Présentation du livre

« Porca miseria », paru chez Gallimard en janvier 2022, est un roman autobiographique dont chaque chapitre est écrit comme une courte nouvelle à chute, qu’on peut lire de manière autonome. Le titre fait référence à un juron que son père éructe à tout bout de champ, le mot « misère » étant à prendre au sens large de la misère humaine, de la fatalité, dans ce monde de déshérités et de déracinés venus d’Italie pour s’installer à Vitry-sur-Seine.

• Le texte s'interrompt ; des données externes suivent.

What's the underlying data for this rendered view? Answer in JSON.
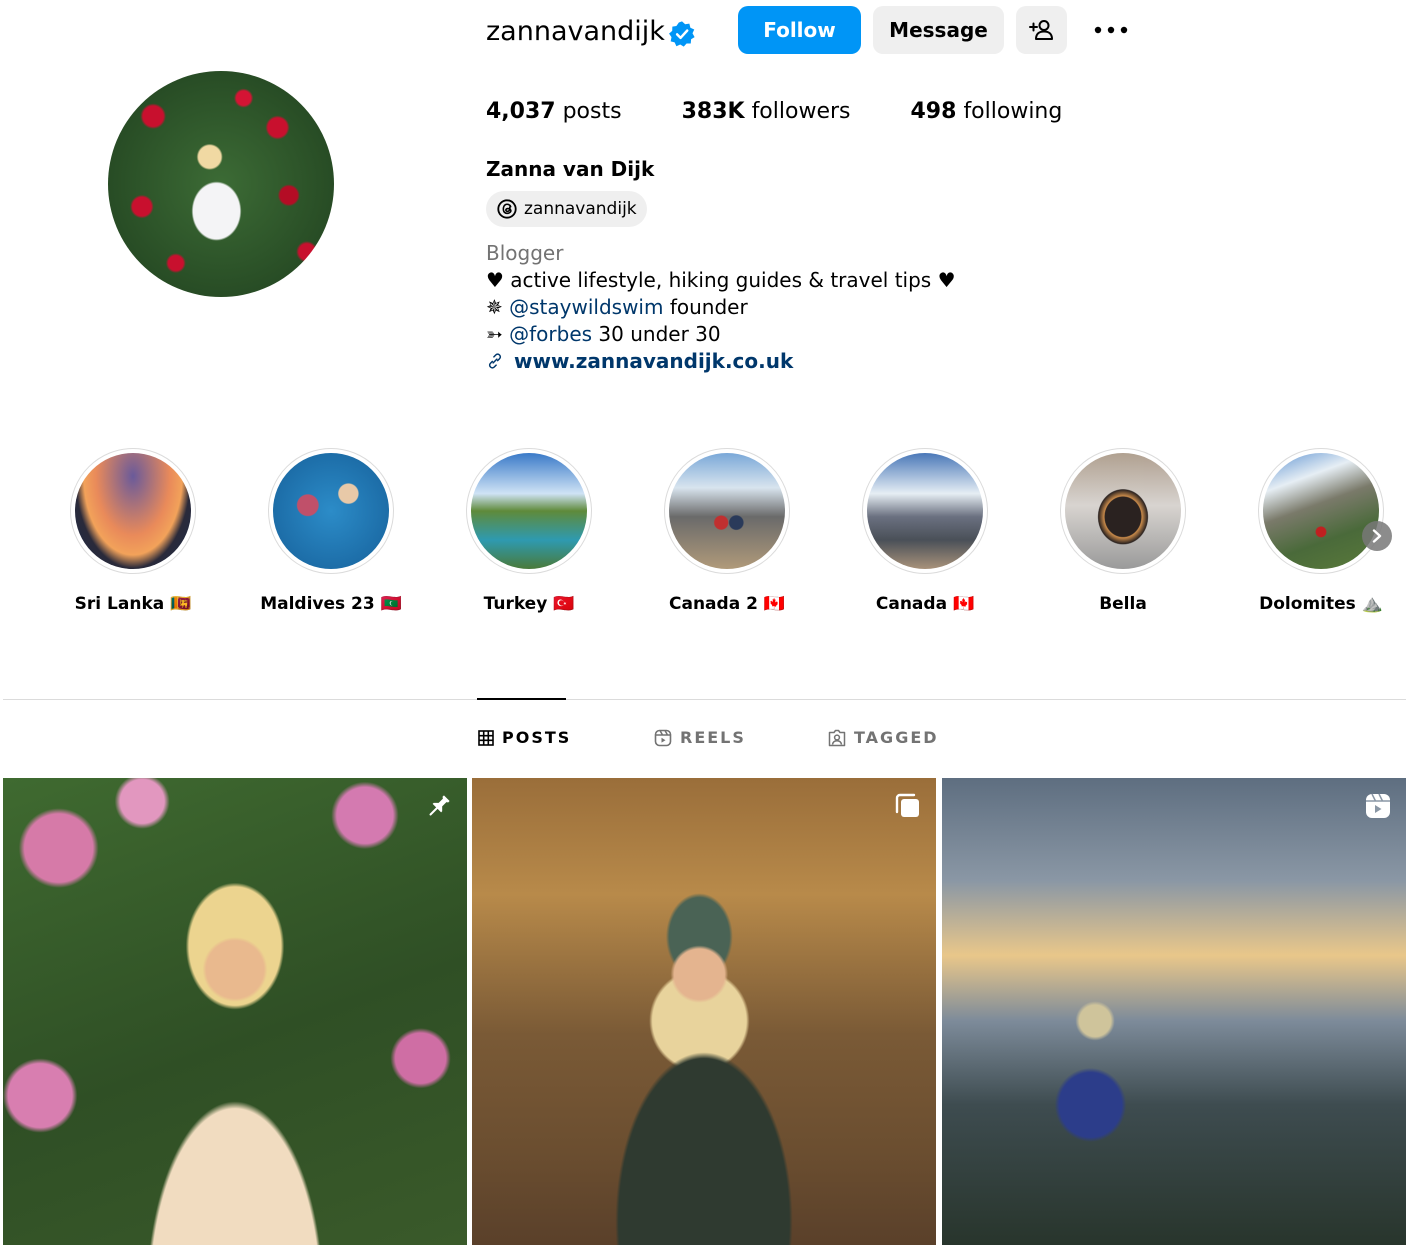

Avec fantaisie et gravité, Benacquista livre le récit de son enfance et du jeune homme sauvé par les mots, après une scolarité éprouvante à se confronter à des programmes qui renvoient l’élève à son statut d’ignorant, la douleur aussi de se sentir transfuge de classe. « Écrire, c’est se venger, des injustices, des premiers ratages, des frustrations. En un mot : du réel. C’est aussi se venger de l’inertie de la vie quand celle-ci ne va pas assez vite. Mais écrire, c’est aussi réparer et consoler. », se donner l’autorisation de devenir un autre et « faire le tri entre une italianité innée et une francité acquise ».

Benacquista livre un roman de deuil et de réconciliation, une déclaration d’amour à la puissance de l’écriture, une réflexion sur la transmission et la quête des origines.

Proposition d’écriture

Parmi tous les thèmes de ce livre foisonnant, notre proposition d’écriture s’intéresse à celui de la transmission. Chez Tonino Benacquista, elle est d’abord l’objet d’un manque :

« Je ne l’entends pas m’encourager à faire mes premiers pas ni à tenir en équilibre sur un vélo. Il ne m’apprend ni à me raser ni à planter un clou. […] Je me serais contenté d’un peu de sens commun, d’un poncif, d’un dicton populaire. Même un proverbe napolitain aurait fait l’affaire. »

Ou encore : « Je ne partage avec eux ni chanson populaire, ni vers célèbres, et même si les noms de Michel-Ange ou de Giuseppe Verdi ne leur sont pas inconnus, ils seraient bien en peine de me citer une de leurs œuvres. »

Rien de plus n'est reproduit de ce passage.